Green Chile Chicken Sauce
- 2 tablespoons vegetable oil (chicken fat if you have it)
- 1 large onion, diced
- 4 ounces canned chopped green chiles (choose your heat)
- 3 tablespoons all-purpose flour
- 2 cups chicken stock + more as needed
- 1 tablespoon dried Mexican oregano
- ½ teaspoon ground cumin
- salt and pepper
- 1 whole chicken breast, cooked and shredded
- In medium saucepan, heat the oil over medium-low heat. Add the onions, cover and sweat the onions for 5 minutes, stirring occasionally so as not to brown.
- When the onions are translucent, stir in the green chiles and cook, uncovered for an additional 5 minutes.
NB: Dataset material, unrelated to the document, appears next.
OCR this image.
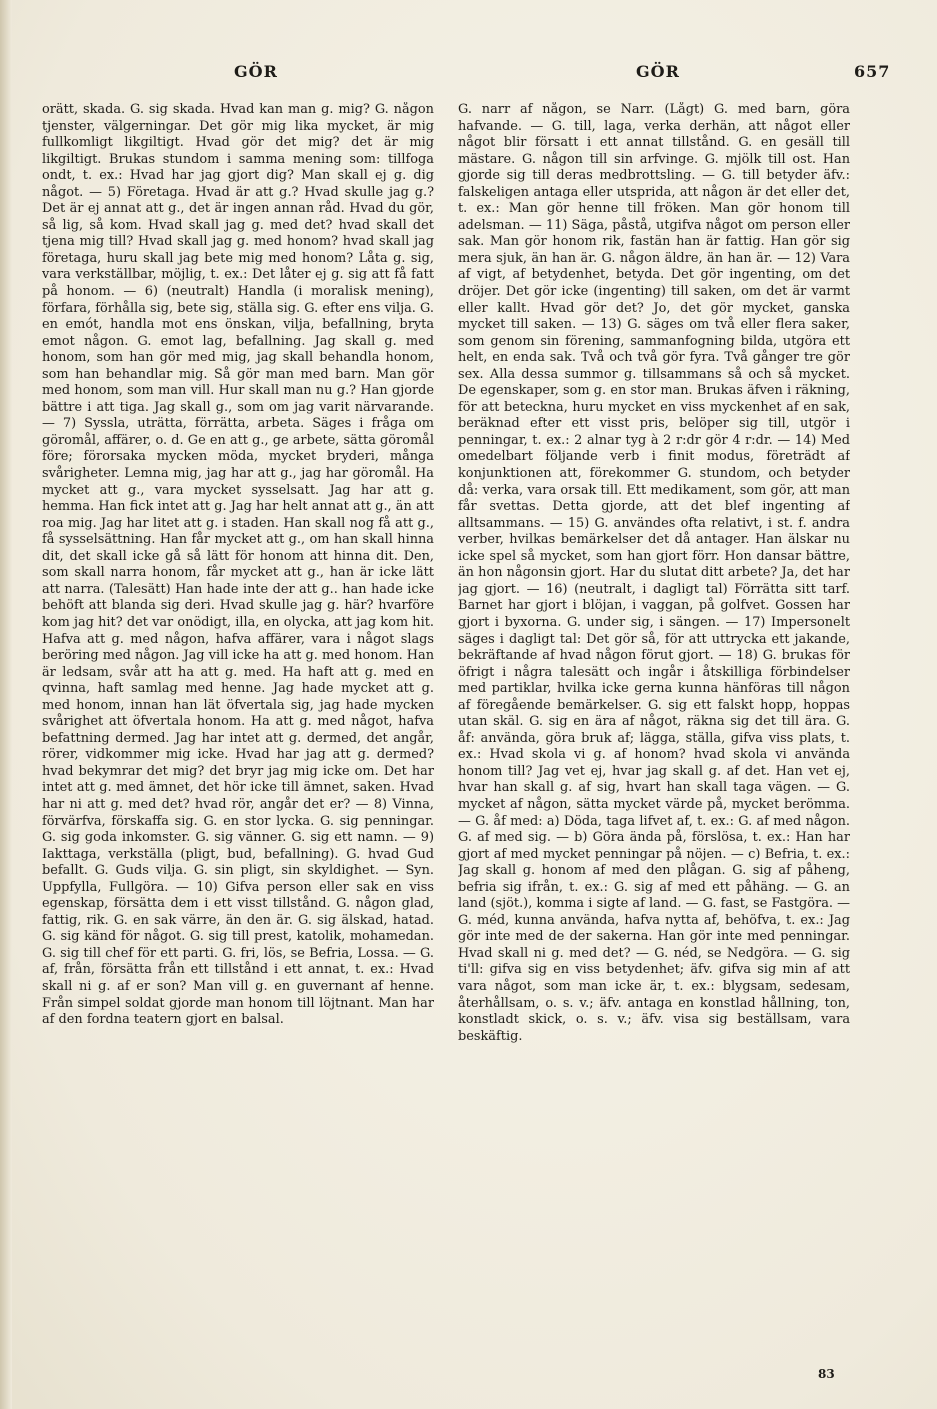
GÖR	GÖR	657

orätt, skada. G. sig skada. Hvad kan man g. mig? G. någon tjenster, välgerningar. Det gör mig lika mycket, är mig fullkomligt likgiltigt. Hvad gör det mig? det är mig likgiltigt. Brukas stundom i samma mening som: tillfoga ondt, t. ex.: Hvad har jag gjort dig? Man skall ej g. dig något. — 5) Företaga. Hvad är att g.? Hvad skulle jag g.? Det är ej annat att g., det är ingen annan råd. Hvad du gör, så lig, så kom. Hvad skall jag g. med det? hvad skall det tjena mig till? Hvad skall jag g. med honom? hvad skall jag företaga, huru skall jag bete mig med honom? Låta g. sig, vara verkställbar, möjlig, t. ex.: Det låter ej g. sig att få fatt på honom. — 6) (neutralt) Handla (i moralisk mening), förfara, förhålla sig, bete sig, ställa sig. G. efter ens vilja. G. en emót, handla mot ens önskan, vilja, befallning, bryta emot någon. G. emot lag, befallning. Jag skall g. med honom, som han gör med mig, jag skall behandla honom, som han behandlar mig. Så gör man med barn. Man gör med honom, som man vill. Hur skall man nu g.? Han gjorde bättre i att tiga. Jag skall g., som om jag varit närvarande. — 7) Syssla, uträtta, förrätta, arbeta. Säges i fråga om göromål, affärer, o. d. Ge en att g., ge arbete, sätta göromål före; förorsaka mycken möda, mycket bryderi, många svårigheter. Lemna mig, jag har att g., jag har göromål. Ha mycket att g., vara mycket sysselsatt. Jag har att g. hemma. Han fick intet att g. Jag har helt annat att g., än att roa mig. Jag har litet att g. i staden. Han skall nog få att g., få sysselsättning. Han får mycket att g., om han skall hinna dit, det skall icke gå så lätt för honom att hinna dit. Den, som skall narra honom, får mycket att g., han är icke lätt att narra. (Talesätt) Han hade inte der att g.. han hade icke behöft att blanda sig deri. Hvad skulle jag g. här? hvarföre kom jag hit? det var onödigt, illa, en olycka, att jag kom hit. Hafva att g. med någon, hafva affärer, vara i något slags beröring med någon. Jag vill icke ha att g. med honom. Han är ledsam, svår att ha att g. med. Ha haft att g. med en qvinna, haft samlag med henne. Jag hade mycket att g. med honom, innan han lät öfvertala sig, jag hade mycken svårighet att öfvertala honom. Ha att g. med något, hafva befattning dermed. Jag har intet att g. dermed, det angår, rörer, vidkommer mig icke. Hvad har jag att g. dermed? hvad bekymrar det mig? det bryr jag mig icke om. Det har intet att g. med ämnet, det hör icke till ämnet, saken. Hvad har ni att g. med det? hvad rör, angår det er? — 8) Vinna, förvärfva, förskaffa sig. G. en stor lycka. G. sig penningar. G. sig goda inkomster. G. sig vänner. G. sig ett namn. — 9) Iakttaga, verkställa (pligt, bud, befallning). G. hvad Gud befallt. G. Guds vilja. G. sin pligt, sin skyldighet. — Syn. Uppfylla, Fullgöra. — 10) Gifva person eller sak en viss egenskap, försätta dem i ett visst tillstånd. G. någon glad, fattig, rik. G. en sak värre, än den är. G. sig älskad, hatad. G. sig känd för något. G. sig till prest, katolik, mohamedan. G. sig till chef för ett parti. G. fri, lös, se Befria, Lossa. — G. af, från, försätta från ett tillstånd i ett annat, t. ex.: Hvad skall ni g. af er son? Man vill g. en guvernant af henne. Från simpel soldat gjorde man honom till löjtnant. Man har af den fordna teatern gjort en balsal.

G. narr af någon, se Narr. (Lågt) G. med barn, göra hafvande. — G. till, laga, verka derhän, att något eller något blir försatt i ett annat tillstånd. G. en gesäll till mästare. G. någon till sin arfvinge. G. mjölk till ost. Han gjorde sig till deras medbrottsling. — G. till betyder äfv.: falskeligen antaga eller utsprida, att någon är det eller det, t. ex.: Man gör henne till fröken. Man gör honom till adelsman. — 11) Säga, påstå, utgifva något om person eller sak. Man gör honom rik, fastän han är fattig. Han gör sig mera sjuk, än han är. G. någon äldre, än han är. — 12) Vara af vigt, af betydenhet, betyda. Det gör ingenting, om det dröjer. Det gör icke (ingenting) till saken, om det är varmt eller kallt. Hvad gör det? Jo, det gör mycket, ganska mycket till saken. — 13) G. säges om två eller flera saker, som genom sin förening, sammanfogning bilda, utgöra ett helt, en enda sak. Två och två gör fyra. Två gånger tre gör sex. Alla dessa summor g. tillsammans så och så mycket. De egenskaper, som g. en stor man. Brukas äfven i räkning, för att beteckna, huru mycket en viss myckenhet af en sak, beräknad efter ett visst pris, belöper sig till, utgör i penningar, t. ex.: 2 alnar tyg à 2 r:dr gör 4 r:dr. — 14) Med omedelbart följande verb i finit modus, företrädt af konjunktionen att, förekommer G. stundom, och betyder då: verka, vara orsak till. Ett medikament, som gör, att man får svettas. Detta gjorde, att det blef ingenting af alltsammans. — 15) G. användes ofta relativt, i st. f. andra verber, hvilkas bemärkelser det då antager. Han älskar nu icke spel så mycket, som han gjort förr. Hon dansar bättre, än hon någonsin gjort. Har du slutat ditt arbete? Ja, det har jag gjort. — 16) (neutralt, i dagligt tal) Förrätta sitt tarf. Barnet har gjort i blöjan, i vaggan, på golfvet. Gossen har gjort i byxorna. G. under sig, i sängen. — 17) Impersonelt säges i dagligt tal: Det gör så, för att uttrycka ett jakande, bekräftande af hvad någon förut gjort. — 18) G. brukas för öfrigt i några talesätt och ingår i åtskilliga förbindelser med partiklar, hvilka icke gerna kunna hänföras till någon af föregående bemärkelser. G. sig ett falskt hopp, hoppas utan skäl. G. sig en ära af något, räkna sig det till ära. G. åf: använda, göra bruk af; lägga, ställa, gifva viss plats, t. ex.: Hvad skola vi g. af honom? hvad skola vi använda honom till? Jag vet ej, hvar jag skall g. af det. Han vet ej, hvar han skall g. af sig, hvart han skall taga vägen. — G. mycket af någon, sätta mycket värde på, mycket berömma. — G. åf med: a) Döda, taga lifvet af, t. ex.: G. af med någon. G. af med sig. — b) Göra ända på, förslösa, t. ex.: Han har gjort af med mycket penningar på nöjen. — c) Befria, t. ex.: Jag skall g. honom af med den plågan. G. sig af påheng, befria sig ifrån, t. ex.: G. sig af med ett påhäng. — G. an land (sjöt.), komma i sigte af land. — G. fast, se Fastgöra. — G. méd, kunna använda, hafva nytta af, behöfva, t. ex.: Jag gör inte med de der sakerna. Han gör inte med penningar. Hvad skall ni g. med det? — G. néd, se Nedgöra. — G. sig ti'll: gifva sig en viss betydenhet; äfv. gifva sig min af att vara något, som man icke är, t. ex.: blygsam, sedesam, återhållsam, o. s. v.; äfv. antaga en konstlad hållning, ton, konstladt skick, o. s. v.; äfv. visa sig beställsam, vara beskäftig.

83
- Stir in the flour and cook for 5 additional minutes to remove the raw flavor of the flour. Add the chicken stock, stirring to remove any lumps. The sauce should be about as thick as a medium white sauce.
- Add the oregano by crumbling it between your hands over the pan. Add cumin and adjust seasoning with salt and pepper.
- Stir in the shredded chicken and simmer for 15 minutes more, or until the mixture is heated through.
Pico de Gallo
- 1 large ripe tomato, seeded and coarsely chopped
- 3 scallions including green tops, chopped
- ½ onion, coarsely chopped
- ¼ cup chopped green bell pepper (substitute jalapeño for more heat)
- ¼ cup coarsely chopped cilantro leaves
- juice of 1 large lime
- salt and pepper
- Combine all of the ingredients in a small bowl. Adjust seasoning with salt and pepper
- Cover tightly and refrigerate for at least 30 minutes. Serve.
Place two waffles on each plate. Top with about 1½ cups of the green chile chicken sauce. Garnish with pico de gallo. Serve immediately with more optional Cholula sauce, if desired.